Yiran Sheng started a conversation between two chatbots and watched the results:
splotchy ==> You like the movie Matrix?
jabberwacky ==> I hate it. Do you?
splotchy ==> It is not so bad, really.
jabberwacky ==> Me, I’ve got a different problem.
splotchy ==> Why have you?
jabberwacky ==> Yes indeed.
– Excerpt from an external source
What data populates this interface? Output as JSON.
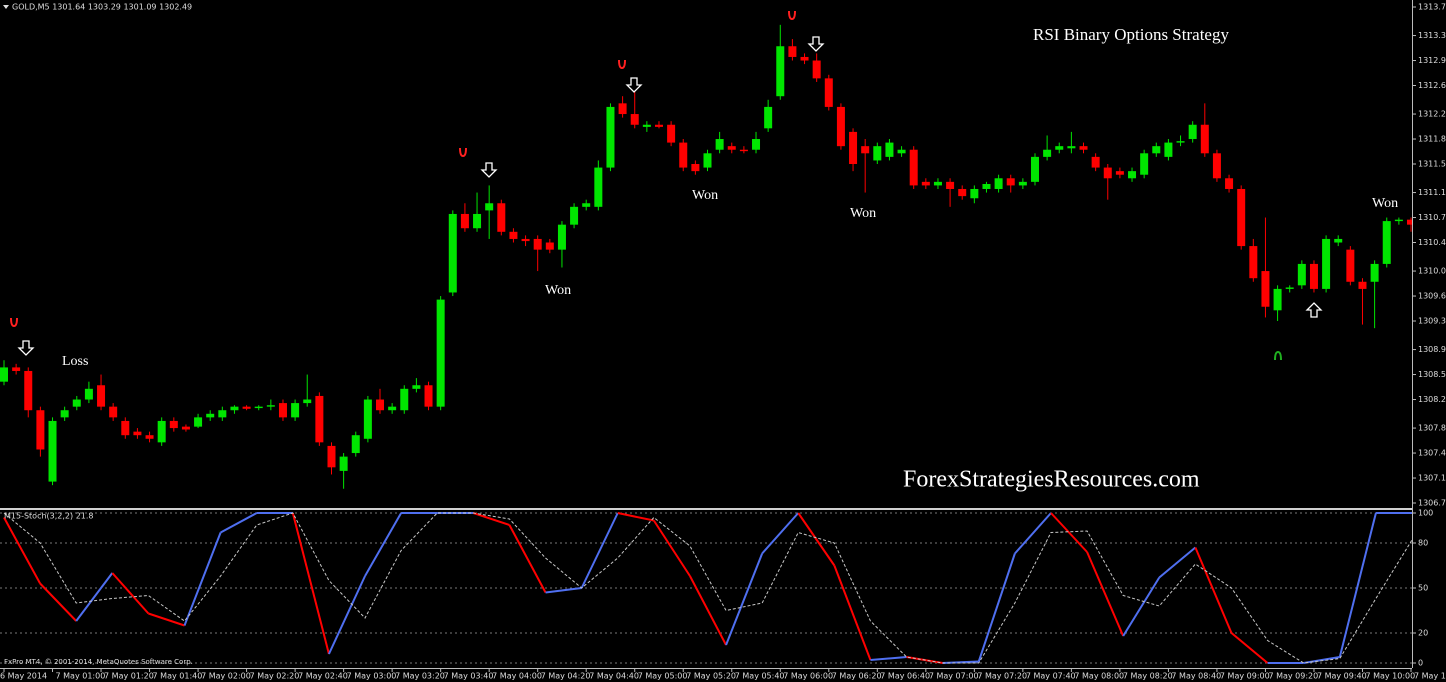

Do you have a problem with that?
splotchy ==> I don’t care about your problems.
jabberwacky ==> I have many problems.
splotchy ==> wow, who hasn’t
jabberwacky ==> Do you have a favorite Vonnegut book?
splotchy ==> quite often
jabberwacky ==> How often?
splotchy ==> when was the last time?
jabberwacky ==> The last time what?
splotchy ==> I have no idea
jabberwacky ==> WHat will happen with the oil spill in the gulf of mexico?
splotchy ==> tacos anyone!
… [full text]
This is true genius: so simple, so obvious …! The idea hit me like electricity, and I’m still galvanized by the insight.
(Chatbots are programs that make small talk: you type something, the chatbot tries to reply in a conversational manner. They are the toys and sideshows of artificial intelligence; I have fond memories of my first encounter with ELIZA, back in the mid-eighties.)
Sheng writes:
I do not know if anybody has done this before (they should have), but I was so bored last night that I actually opened up two browser windows and initiated a conversation between two chat robot sites: jabberwacky and splotchy. The first sentence was me, the rest were algorithms. They were flirting slightly somewhere in the middle; and in the end, jabberwacky found out splotchy was an AI.
– Yiran Sheng
Did you get that? It’s a real kick in the head:
“… in the end, jabberwacky found out splotchy was an AI.”
They can’t fool us — and they can’t fool each other!